Christmas is here again.

It was 15 minutes prior to the mass, and yet stalls selling the season’s delicacies outside the church already had people having their orders taken, to be picked up after the mass. Cold wind caressed my cheek once again as I stepped outside the car.  That and the church being dressed with Christmas lights made me feel more excited.

I started attending dawn masses with my dad when I was in my junior year in highschool. That same year, I wrote about Christmas being not what it used to be (Different Christmas, Youngblood, Decemeber 23, 2004.) It seemed to me that it won’t be as much merrymaking as it did in the previous years, perhaps due to the circumstance that everybody was in at that time.

So my dad got me into going with him for Simbang Gabi. He told me about a premise that if you complete the novena mass, you would be granted that wish, and that was the motivation by some to wake up in the wee hours of the morning. I thought of my wish, and I remembered my college exams the next year, and that’s what I wished for back then.

We went to the church beside my highschool, and I saw some batchmates already in our school uniform. Classes start at around 7:30, and the mass ends at around 5:30, so I thought that they’ll get some breakfast before coming to school.

It was a hard ordeal for me at first to attend the mass: waking up at 3 in the morning no matter what time I slept the night before was hard, but I got used to it as the days went by.

It’s the time we spend together that I looked forward to every morning that I’ll wake up and my dad and I would go together to hear mass, get some puto bumbong and bibingka and drive back home. told over and over again whenever the season comes.
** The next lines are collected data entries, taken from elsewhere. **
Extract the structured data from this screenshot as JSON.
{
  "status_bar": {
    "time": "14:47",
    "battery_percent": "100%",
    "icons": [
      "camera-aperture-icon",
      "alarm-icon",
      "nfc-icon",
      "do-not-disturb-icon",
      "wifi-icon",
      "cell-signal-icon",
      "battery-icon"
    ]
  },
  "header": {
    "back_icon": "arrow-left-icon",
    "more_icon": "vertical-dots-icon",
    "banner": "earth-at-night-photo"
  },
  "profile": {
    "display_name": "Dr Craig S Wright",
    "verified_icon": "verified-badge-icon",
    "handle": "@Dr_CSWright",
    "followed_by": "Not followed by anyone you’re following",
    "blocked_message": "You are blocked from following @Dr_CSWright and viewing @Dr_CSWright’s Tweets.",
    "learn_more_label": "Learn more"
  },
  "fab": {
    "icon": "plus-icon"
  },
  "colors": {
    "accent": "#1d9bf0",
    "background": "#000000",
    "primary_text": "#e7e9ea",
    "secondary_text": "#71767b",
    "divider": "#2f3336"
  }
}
There’s this one time when the presiding was the one known to be a bit lethargic, and he almost succeeded in putting the both up us asleep, if it wasn’t for the constant pinching my dad and I did to one another. That happened on the first day of simbang gabi two years ago, and we just came from a gathering the night before, so imagine our struggle to wake up early that day. We also had this habit of not taking anything before mass, except for a hot chocolate. Dad told me that during this time, it would be best if we let the host be the first food we take.

Simbang gabi has became an annual event for the two of us, and each time I go to each mass, the more I realize what Christmas really means. It‘s not the number of gifts we see under the  Christmas tree nor getting that expensive thing on our wishlist, it’s the satisfaction that we get from seeing a person’s eye light up as she opens the gift that you spent all night making by yourself and from sharing a night’s meal with the people dear to you.
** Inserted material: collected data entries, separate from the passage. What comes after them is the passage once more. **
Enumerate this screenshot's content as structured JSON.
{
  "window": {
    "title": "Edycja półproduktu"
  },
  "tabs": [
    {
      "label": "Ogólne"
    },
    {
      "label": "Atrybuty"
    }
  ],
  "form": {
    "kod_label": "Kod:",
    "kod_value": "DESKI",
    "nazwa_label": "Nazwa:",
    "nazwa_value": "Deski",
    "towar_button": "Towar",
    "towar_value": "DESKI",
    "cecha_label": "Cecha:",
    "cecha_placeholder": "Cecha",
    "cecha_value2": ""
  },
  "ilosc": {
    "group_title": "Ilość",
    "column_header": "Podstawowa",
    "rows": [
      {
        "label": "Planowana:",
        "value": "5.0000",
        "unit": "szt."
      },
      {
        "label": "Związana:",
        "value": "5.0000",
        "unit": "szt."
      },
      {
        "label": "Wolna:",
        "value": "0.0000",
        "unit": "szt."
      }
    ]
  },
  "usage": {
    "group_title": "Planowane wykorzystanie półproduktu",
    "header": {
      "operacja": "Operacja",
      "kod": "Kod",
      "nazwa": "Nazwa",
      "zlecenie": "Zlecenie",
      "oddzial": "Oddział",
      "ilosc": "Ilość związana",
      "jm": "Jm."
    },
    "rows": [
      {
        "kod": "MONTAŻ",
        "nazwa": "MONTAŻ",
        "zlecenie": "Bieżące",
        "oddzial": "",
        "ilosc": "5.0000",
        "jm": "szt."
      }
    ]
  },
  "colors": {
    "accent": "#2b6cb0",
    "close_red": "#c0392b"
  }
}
Every year I wished for something, and incidentally or not, almost all came true. I passed my entrance exams, graduated with honors, and got into a good university. But my wish to have love live is still under the works (well, that can wait. My now hectic academic life deprives me from immersing into another responsibility.) Nevertheless, it’s not the wishes that I was after, it was experiencing a tradition years in the making.

In a few days, I’ll be waking up at 3am to take a shower, get a jacket, drink hot chocolate, and wait for my dad. We’ll welcome the cold winds as we board the car and drive to the church near my highschool, get our orders for puto bumbong and bibingka taken, and attend the first of nine dawn masses, misa de gallo, simbang gabi, and complete the novena again. My wish, that may everyone feel the spirit of Christmas wherever they are.

____________________________________________________________

Written December 14, 2007. Kurismasu Ommedetou everyone!